FORM OF UNSECURED SENIOR
SUBORDINATED CONVERTIBLE
PROMISSORY NOTE
THIS INSTRUMENT AND THE RIGHTS AND OBLIGATIONS EVIDENCED HEREBY ARE SUBORDINATE IN THE MANNER AND TO THE EXTENT SET FORTH IN THAT CERTAIN SUBORDINATION AGREEMENT, DATED AS OF JUNE 25, 2019, BY AND AMONG EW HEALTHCARE PARTNERS, L.P., EW HEALTHCAREPARTNERS-A, L.P., HEALTHQUEST PARTNERS II, L.P., LONGITUDE VENTURE PARTNERS II, L.P. AND MADRYN HEALTH PARTNERS, LP, AND ACKNOWLEDGED AND AGREED TO BY VENUS CONCEPT CANADA CORP., VENUS CONCEPT USA INC. AND VENUS CONCEPT LTD (THE “MADRYN SUBORDINATION AGREEMENT”).
THIS INSTRUMENT AND THE RIGHTS AND OBLIGATIONS EVIDENCED HEREBY ARE SUBORDINATE IN THE MANNER AND TO THE EXTENT SET FORTH IN THAT CERTAIN SUBORDINATION AGREEMENT, DATED AS OF JUNE 25, 2019, BY AND AMONG EW HEALTHCARE PARTNERS, L.P., EW HEALTHCAREPARTNERS-A, L.P., HEALTHQUEST PARTNERS II, L.P., LONGITUDE VENTURE PARTNERS II, L.P. AND CITY NATIONAL BANK OF FLORIDA, AND ACKNOWLEDGED AND AGREED TO BY VENUS CONCEPT CANADA CORP., VENUS CONCEPT USA INC. AND VENUS CONCEPT LTD (THE “CNB SUBORDINATION AGREEMENT”, TOGETHER WITH THE MADRYN SUBORDINATION AGREEMENT, THE “SUBORDINATION AGREEMENTS”).
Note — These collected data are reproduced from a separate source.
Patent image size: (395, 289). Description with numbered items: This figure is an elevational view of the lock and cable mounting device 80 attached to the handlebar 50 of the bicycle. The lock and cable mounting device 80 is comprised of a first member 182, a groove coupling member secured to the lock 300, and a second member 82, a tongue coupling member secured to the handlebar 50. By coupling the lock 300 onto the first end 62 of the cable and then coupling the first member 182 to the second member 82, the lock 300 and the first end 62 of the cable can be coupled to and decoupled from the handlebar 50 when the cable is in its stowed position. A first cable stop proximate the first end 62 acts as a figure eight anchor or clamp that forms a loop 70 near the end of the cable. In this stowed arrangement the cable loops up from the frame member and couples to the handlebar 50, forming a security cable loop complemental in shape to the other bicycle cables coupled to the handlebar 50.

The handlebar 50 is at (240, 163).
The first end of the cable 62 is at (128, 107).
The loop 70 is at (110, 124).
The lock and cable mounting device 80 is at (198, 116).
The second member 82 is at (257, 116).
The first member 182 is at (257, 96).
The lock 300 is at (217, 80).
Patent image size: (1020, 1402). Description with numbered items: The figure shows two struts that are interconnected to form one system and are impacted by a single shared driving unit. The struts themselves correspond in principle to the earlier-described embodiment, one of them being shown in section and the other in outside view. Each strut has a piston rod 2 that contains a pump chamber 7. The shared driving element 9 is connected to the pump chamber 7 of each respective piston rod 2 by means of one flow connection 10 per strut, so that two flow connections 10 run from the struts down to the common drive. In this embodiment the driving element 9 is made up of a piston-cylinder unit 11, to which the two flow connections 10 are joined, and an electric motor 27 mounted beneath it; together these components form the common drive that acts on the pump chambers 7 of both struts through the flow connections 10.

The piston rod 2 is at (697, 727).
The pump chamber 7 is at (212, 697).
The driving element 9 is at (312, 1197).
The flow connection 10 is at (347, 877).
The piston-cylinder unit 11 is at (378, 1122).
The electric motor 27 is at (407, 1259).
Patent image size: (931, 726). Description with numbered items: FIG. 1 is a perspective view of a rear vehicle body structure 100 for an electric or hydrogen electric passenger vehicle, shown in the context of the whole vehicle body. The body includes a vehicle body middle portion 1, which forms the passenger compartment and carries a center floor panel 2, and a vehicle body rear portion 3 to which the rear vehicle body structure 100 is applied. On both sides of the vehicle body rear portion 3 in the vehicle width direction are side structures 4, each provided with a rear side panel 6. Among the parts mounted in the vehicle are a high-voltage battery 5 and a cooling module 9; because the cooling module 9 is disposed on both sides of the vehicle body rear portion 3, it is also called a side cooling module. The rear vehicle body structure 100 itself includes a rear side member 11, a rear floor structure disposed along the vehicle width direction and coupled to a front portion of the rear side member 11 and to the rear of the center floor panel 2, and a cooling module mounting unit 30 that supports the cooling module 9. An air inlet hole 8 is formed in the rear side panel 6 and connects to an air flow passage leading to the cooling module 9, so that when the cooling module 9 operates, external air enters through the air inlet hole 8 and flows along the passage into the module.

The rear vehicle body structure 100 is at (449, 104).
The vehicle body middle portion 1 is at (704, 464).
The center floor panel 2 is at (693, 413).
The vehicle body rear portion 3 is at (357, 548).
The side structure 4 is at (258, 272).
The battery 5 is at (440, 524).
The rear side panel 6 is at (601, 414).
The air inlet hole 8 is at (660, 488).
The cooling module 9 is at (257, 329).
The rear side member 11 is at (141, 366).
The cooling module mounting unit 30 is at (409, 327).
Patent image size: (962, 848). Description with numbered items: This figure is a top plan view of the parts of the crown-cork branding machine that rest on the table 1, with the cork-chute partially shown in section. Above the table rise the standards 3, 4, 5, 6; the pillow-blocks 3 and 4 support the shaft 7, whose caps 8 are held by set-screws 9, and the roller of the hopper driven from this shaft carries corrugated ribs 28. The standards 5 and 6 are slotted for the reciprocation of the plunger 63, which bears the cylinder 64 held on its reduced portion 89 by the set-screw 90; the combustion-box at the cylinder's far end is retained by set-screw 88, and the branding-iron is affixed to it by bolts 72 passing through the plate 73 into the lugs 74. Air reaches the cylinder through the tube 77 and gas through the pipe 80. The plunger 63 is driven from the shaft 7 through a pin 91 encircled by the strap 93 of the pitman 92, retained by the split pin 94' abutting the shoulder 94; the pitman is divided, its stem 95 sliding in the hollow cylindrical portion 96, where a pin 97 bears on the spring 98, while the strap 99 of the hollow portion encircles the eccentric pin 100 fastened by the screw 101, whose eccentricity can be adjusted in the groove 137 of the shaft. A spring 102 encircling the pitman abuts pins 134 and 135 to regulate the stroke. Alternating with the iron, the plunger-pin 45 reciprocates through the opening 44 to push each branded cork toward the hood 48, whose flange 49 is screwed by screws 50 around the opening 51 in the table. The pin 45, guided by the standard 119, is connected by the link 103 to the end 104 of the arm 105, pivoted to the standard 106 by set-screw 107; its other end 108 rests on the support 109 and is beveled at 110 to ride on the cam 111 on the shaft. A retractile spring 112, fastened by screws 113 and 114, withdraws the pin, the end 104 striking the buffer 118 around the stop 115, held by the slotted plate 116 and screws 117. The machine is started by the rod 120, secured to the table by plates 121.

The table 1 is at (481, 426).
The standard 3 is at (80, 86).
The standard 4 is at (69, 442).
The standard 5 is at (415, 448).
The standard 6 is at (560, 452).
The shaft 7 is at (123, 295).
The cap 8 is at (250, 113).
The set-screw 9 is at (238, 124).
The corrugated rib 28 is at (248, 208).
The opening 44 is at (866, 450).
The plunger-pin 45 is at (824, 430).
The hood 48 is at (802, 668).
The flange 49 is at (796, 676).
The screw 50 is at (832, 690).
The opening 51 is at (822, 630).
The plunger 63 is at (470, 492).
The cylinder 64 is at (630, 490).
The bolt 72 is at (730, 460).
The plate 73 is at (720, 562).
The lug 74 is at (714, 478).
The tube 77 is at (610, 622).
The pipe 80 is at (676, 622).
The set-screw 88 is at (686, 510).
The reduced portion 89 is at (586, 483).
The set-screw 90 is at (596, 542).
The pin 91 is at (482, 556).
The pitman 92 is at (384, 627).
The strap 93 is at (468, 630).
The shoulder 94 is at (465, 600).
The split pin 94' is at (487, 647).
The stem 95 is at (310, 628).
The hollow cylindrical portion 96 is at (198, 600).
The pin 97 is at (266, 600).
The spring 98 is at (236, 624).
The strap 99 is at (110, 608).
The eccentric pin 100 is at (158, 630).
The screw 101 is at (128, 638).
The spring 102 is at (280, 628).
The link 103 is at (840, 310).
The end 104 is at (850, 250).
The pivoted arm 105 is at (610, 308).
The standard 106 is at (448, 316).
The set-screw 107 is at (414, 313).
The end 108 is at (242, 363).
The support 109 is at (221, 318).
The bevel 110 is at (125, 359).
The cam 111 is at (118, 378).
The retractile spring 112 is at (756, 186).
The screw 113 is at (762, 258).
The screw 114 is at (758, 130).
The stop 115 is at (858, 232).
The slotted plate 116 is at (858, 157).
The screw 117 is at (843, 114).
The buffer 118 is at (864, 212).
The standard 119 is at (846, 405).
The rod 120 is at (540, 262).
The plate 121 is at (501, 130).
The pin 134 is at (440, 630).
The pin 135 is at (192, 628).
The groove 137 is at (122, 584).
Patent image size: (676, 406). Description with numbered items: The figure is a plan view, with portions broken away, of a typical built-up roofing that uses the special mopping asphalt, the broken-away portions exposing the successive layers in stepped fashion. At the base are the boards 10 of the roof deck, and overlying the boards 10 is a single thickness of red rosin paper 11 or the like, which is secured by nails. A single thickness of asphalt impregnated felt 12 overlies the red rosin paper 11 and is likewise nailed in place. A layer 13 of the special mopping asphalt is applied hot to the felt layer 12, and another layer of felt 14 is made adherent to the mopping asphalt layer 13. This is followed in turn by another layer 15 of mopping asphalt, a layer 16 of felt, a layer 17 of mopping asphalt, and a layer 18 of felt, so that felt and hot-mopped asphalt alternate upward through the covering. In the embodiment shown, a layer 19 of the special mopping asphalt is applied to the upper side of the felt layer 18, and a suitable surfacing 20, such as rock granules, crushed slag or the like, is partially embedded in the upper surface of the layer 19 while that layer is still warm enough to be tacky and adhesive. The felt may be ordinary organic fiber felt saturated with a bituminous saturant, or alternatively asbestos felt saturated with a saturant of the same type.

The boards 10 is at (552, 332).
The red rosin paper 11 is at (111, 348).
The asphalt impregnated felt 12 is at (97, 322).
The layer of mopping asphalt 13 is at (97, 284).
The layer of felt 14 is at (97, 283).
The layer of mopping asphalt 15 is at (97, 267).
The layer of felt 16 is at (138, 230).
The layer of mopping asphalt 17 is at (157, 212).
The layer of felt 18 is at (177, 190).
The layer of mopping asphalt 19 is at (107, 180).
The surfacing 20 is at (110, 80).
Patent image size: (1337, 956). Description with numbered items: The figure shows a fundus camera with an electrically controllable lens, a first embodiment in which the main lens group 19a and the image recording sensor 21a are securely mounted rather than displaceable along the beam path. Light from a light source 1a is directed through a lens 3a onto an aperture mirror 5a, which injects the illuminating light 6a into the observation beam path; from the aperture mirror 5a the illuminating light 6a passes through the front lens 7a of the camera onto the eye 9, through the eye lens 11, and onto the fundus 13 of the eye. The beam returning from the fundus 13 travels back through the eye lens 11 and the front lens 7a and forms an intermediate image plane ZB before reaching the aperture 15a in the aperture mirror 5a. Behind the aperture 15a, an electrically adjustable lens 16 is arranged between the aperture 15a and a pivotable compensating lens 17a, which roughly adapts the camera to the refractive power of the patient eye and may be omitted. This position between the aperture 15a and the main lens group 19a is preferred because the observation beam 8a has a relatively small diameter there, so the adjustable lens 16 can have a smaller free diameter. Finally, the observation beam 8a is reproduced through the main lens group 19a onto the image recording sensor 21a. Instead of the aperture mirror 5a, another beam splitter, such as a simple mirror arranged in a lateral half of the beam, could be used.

THIS NOTE AND ANY SHARES ACQUIRED UPON CONVERSION OF THIS NOTE HAVE NOT BEEN REGISTERED UNDER THE SECURITIES ACT OF 1933, AS AMENDED, AND MAY NOT BE OFFERED, SOLD OR OTHERWISE TRANSFERRED, PLEDGED OR HYPOTHECATED EXCEPT PURSUANT TO AN EFFECTIVE REGISTRATION STATEMENT FILED UNDER SUCH ACT OR PURSUANT TO AN OPINION OF COUNSEL SATISFACTORY TO THE ISSUER THAT SUCH REGISTRATION IS NOT REQUIRED.
VENUS CONCEPT LTD.
UNSECURED SENIOR SUBORDINATED CONVERTIBLE PROMISSORY NOTE
No.CN-[●]
FOR VALUE RECEIVED, Venus Concept Ltd., a company incorporated under the laws of Israel (the “Issuer” or the “Company”), promises to pay (which payment shall be satisfied through the conversion mechanisms described below) to [●] or its successors or assigns (the “Holder”), in accordance with the terms and conditions of this Note, the principal sum of US$[●], together with simple interest on the unpaid principal balance of this Note from time to time outstanding at the rate of 8.0% per year until paid in full. This Note is one of a series of Notes issued pursuant to that certain Note Purchase Agreement dated as of June 25, 2019 among the Company, Restoration Robotics, Inc., a Delaware corporation (“Restoration Robotics”), the Holder and certain other investors, as the same may be amended, restated or otherwise modified from time to time (the “Note Purchase Agreement”). Capitalized terms used but not defined herein shall have the meaning set forth in the Note Purchase Agreement.